Lorraine True of Readfield filed a $300,000 lawsuit earlier this month against the county, an unnamed female guard, and several unnamed male guards, claiming that her constitutional rights were violated when she was strip-searched at the Kennebec County Jail.
Three other cases, each making similar charges and asking for $300,000 in damages, have been filed in the federal court. One of those cases was settled out of court last November, with the plaintiff receiving a settlement of $25,000.
A case amendment, which is expected to be filed shortly in the federal court, will name the female and male guards alleged to have participated in one of the searches, said attorney William D. Robitzek of Lewiston, representing the four plaintiffs.
He said Wednesday he believed that most of the guards allegedly involved in the strip searches were no longer working at the jail.
Robitzek said the cases were significant in that they were “really trying to bring Kennebec County up to constitutional and statutory standards regarding where and how you can strip-search people.”
Saying that strip searches were appropriate in some cases, he questioned their use with people arrested on minor offenses or who were incarcerated for only a few hours.
“There isn’t any reason to have this kind of intrusion in people’s private lives,” he said.
Sheriff Frank Hackett of Kennebec County said Wednesday he was not aware of the new lawsuit. He said the jail did have a policy of strip searches, adding that it was “the same at our jail as it is at any other jail.”
Hackett declined to comment further on the lawsuit, saying that the county’s insurance company was handling the matter.
Five women have filed notices of claim, required before lawsuits can be filed, against the county since March 1988. Only four lawsuits, however, have been filed in federal court.
Robitzek, who is handling all four cases, said his clients had been referred to him by other attorneys. He said that after the notoriety of the first case, “other women started to make complaints as well.”

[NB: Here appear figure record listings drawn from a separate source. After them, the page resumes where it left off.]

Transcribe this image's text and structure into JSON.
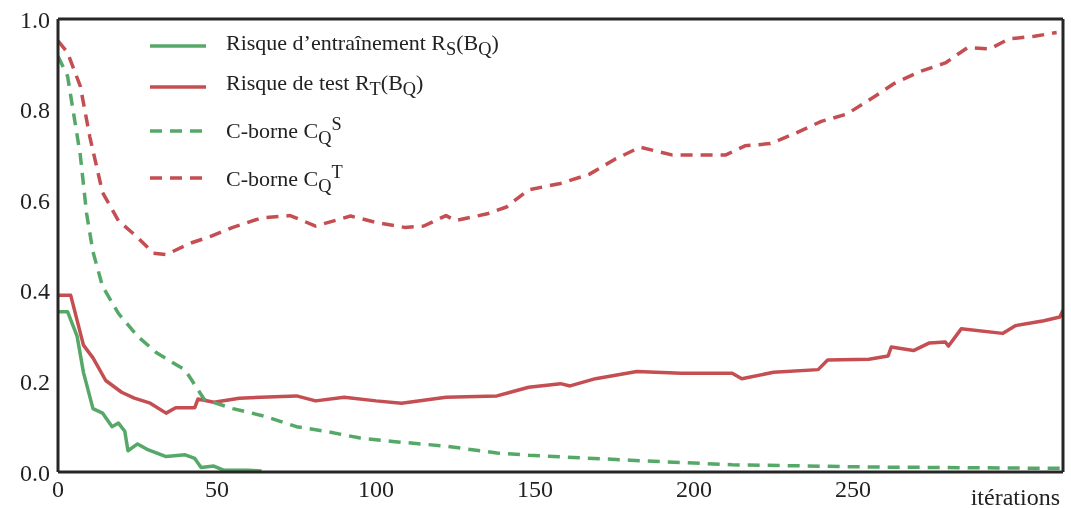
{
  "chart_data": {
    "type": "line",
    "xlabel": "itérations",
    "xlim": [
      0,
      316
    ],
    "xticks": [
      0,
      50,
      100,
      150,
      200,
      250
    ],
    "ylim": [
      0,
      1
    ],
    "yticks": [
      {
        "value": 0,
        "label": "0.0"
      },
      {
        "value": 0.2,
        "label": "0.2"
      },
      {
        "value": 0.4,
        "label": "0.4"
      },
      {
        "value": 0.6,
        "label": "0.6"
      },
      {
        "value": 0.8,
        "label": "0.8"
      },
      {
        "value": 1,
        "label": "1.0"
      }
    ],
    "legend": "top left",
    "marker": "none",
    "series": [
      {
        "name": "Risque d’entraînement R$_{S}$(B$_{Q}$)",
        "color": "#55a868",
        "line_style": "solid",
        "x": [
          0,
          3,
          6,
          8,
          11,
          14,
          17,
          19,
          21,
          22,
          25,
          28,
          34,
          40,
          43,
          45,
          49,
          52,
          60,
          64
        ],
        "values": [
          0.354,
          0.354,
          0.3,
          0.22,
          0.14,
          0.13,
          0.1,
          0.108,
          0.09,
          0.047,
          0.062,
          0.05,
          0.034,
          0.038,
          0.03,
          0.01,
          0.013,
          0.004,
          0.004,
          0.002
        ]
      },
      {
        "name": "Risque de test R$_{T}$(B$_{Q}$)",
        "color": "#c44e52",
        "line_style": "solid",
        "x": [
          0,
          4,
          8,
          11,
          15,
          20,
          24,
          29,
          34,
          37,
          43,
          44,
          49,
          57,
          75,
          81,
          90,
          100,
          108,
          122,
          138,
          148,
          158,
          161,
          169,
          182,
          196,
          212,
          215,
          225,
          239,
          242,
          255,
          261,
          262,
          269,
          274,
          279,
          280,
          284,
          297,
          301,
          310,
          315,
          316
        ],
        "values": [
          0.39,
          0.39,
          0.28,
          0.252,
          0.202,
          0.176,
          0.163,
          0.152,
          0.13,
          0.142,
          0.142,
          0.161,
          0.154,
          0.163,
          0.168,
          0.157,
          0.165,
          0.157,
          0.152,
          0.165,
          0.168,
          0.187,
          0.195,
          0.19,
          0.206,
          0.222,
          0.218,
          0.218,
          0.206,
          0.22,
          0.226,
          0.247,
          0.249,
          0.256,
          0.276,
          0.268,
          0.285,
          0.287,
          0.278,
          0.316,
          0.306,
          0.323,
          0.334,
          0.342,
          0.357
        ]
      },
      {
        "name": "C-borne C$_{Q}$$^{S}$",
        "color": "#55a868",
        "line_style": "dashed",
        "x": [
          0,
          3,
          7,
          9,
          11,
          14,
          19,
          25,
          31,
          40,
          46,
          55,
          65,
          75,
          84,
          95,
          106,
          122,
          138,
          148,
          180,
          212,
          255,
          316
        ],
        "values": [
          0.918,
          0.874,
          0.7,
          0.57,
          0.486,
          0.41,
          0.35,
          0.3,
          0.263,
          0.225,
          0.16,
          0.14,
          0.123,
          0.1,
          0.09,
          0.075,
          0.067,
          0.057,
          0.042,
          0.037,
          0.026,
          0.016,
          0.011,
          0.008
        ]
      },
      {
        "name": "C-borne C$_{Q}$$^{T}$",
        "color": "#c44e52",
        "line_style": "dashed",
        "x": [
          0,
          3,
          7,
          10,
          14,
          19,
          25,
          30,
          34,
          42,
          48,
          55,
          64,
          73,
          81,
          92,
          100,
          109,
          115,
          122,
          125,
          135,
          141,
          148,
          158,
          167,
          175,
          183,
          193,
          210,
          216,
          224,
          232,
          240,
          248,
          257,
          263,
          271,
          279,
          286,
          293,
          299,
          307,
          314
        ],
        "values": [
          0.952,
          0.926,
          0.852,
          0.74,
          0.617,
          0.555,
          0.518,
          0.483,
          0.48,
          0.506,
          0.52,
          0.54,
          0.561,
          0.566,
          0.543,
          0.565,
          0.551,
          0.54,
          0.543,
          0.566,
          0.555,
          0.57,
          0.585,
          0.623,
          0.637,
          0.657,
          0.69,
          0.717,
          0.7,
          0.7,
          0.72,
          0.725,
          0.748,
          0.774,
          0.79,
          0.83,
          0.858,
          0.884,
          0.903,
          0.937,
          0.934,
          0.956,
          0.962,
          0.97
        ]
      }
    ]
  }
}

Saying that he didn’t expect some kind of class action against the jail, the attorney said, “Women really have to make personal choices about whether they want to come forward.”
In the latest case, True claimed that she was arrested in October 1987 on a warrant for failure to pay a fine, and then was taken to the county jail. She said she was forced to take off her clothes by a female guard, who then conducted a strip search before male guards. The plaintiff also was subjected to verbal abuse by the female guard, according to the lawsuit.
The court document lists Kennebec County, “Jane Doe,” and several “John Does” as defendants.
Seeking damages and costs, True maintained in the lawsuit that her constitutional right of privacy was violated. The strip search also resulted in the infliction of severe emotional anguish and mental pain, according to the court document.
Robitzek said the four lawsuits were in the discovery stage, the point at which attorneys share evidence before a trial. He said the cases could go to trial in federal court as early as this summer, “depending entirely on how the county wants to handle it.”